De regalo de Navidad, un relato

Para todos aquellos que me pidieron en los últimos meses leer alguno de mis relatos, hoy me siento con ganas de mostrar uno. Concretamente el último. Os lo dejo antes de que me arrepienta…


FUEGO

Tenía en un cajón de su mesilla de noche una caja con velas, de esas pequeñitas con un fino envoltorio de metal plateado, y cada noche encendía una. Como en un ritual casi litúrgico, cada noche se metía en la cama y prendía una de las candelas con una cerilla que luego apagaba ahogando entre su índice y su pulgar.
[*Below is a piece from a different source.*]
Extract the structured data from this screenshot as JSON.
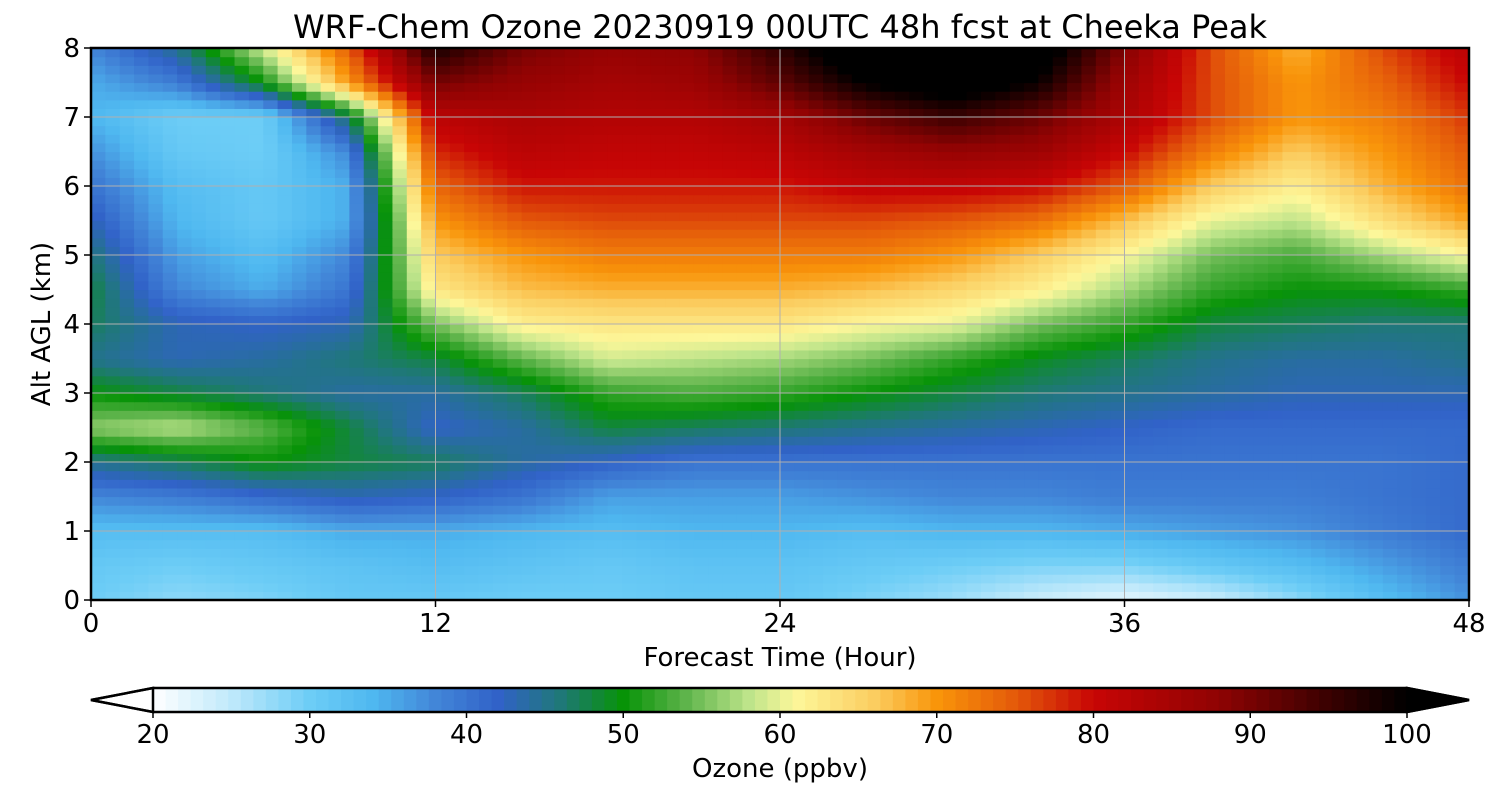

Estaban ligeramente perfumadas y de ellas salía un humo invisible que, como nadie lo podía ver, se colaba bajo las puertas inundando todas las estancias con un olor a rosas demasiado real para ser artificial y demasiado fresco para ser inerte. Más de una vez me desperté creyendo que dormía en un jardín de rosas coronadas por gotas de fino rocío.

No necesitaba despertador, pues cada mañana se despertaba cuando la llama que iluminaba apenas unos metros en torno a su mesilla se extinguía, y con ella las fantasmales sombras que provocaba. Tiraba entonces la vela consumida y se entregaba a las pocas labores de su solitaria vida hasta que a la noche, cuando ya el olor a rosa apenas sí se percibía, sacaba otra vela de la caja y le cedía durante una noche su lugar privilegiado en el centro del mueble sobre el que solo había permanentemente un viejo marco de plata con un retrato en blanco y negro.

Una mañana dejó de oler a rosas en el edificio. Busqué durante días por docenas de tiendas de toda la ciudad velas con olor a rosa, pero al prenderlas olian a fresa o, como mucho, a rosas machacadas. Me aseguraron que no sería capaz de encontrar velas ni aceites esenciales que oliesen a rosas frescas así que planté rosales en la terraza para poder disponer de ellas a diario y ahora vigilo que frente a esas dos tumbas la rosa esté siempre fresca y la llama, prendida.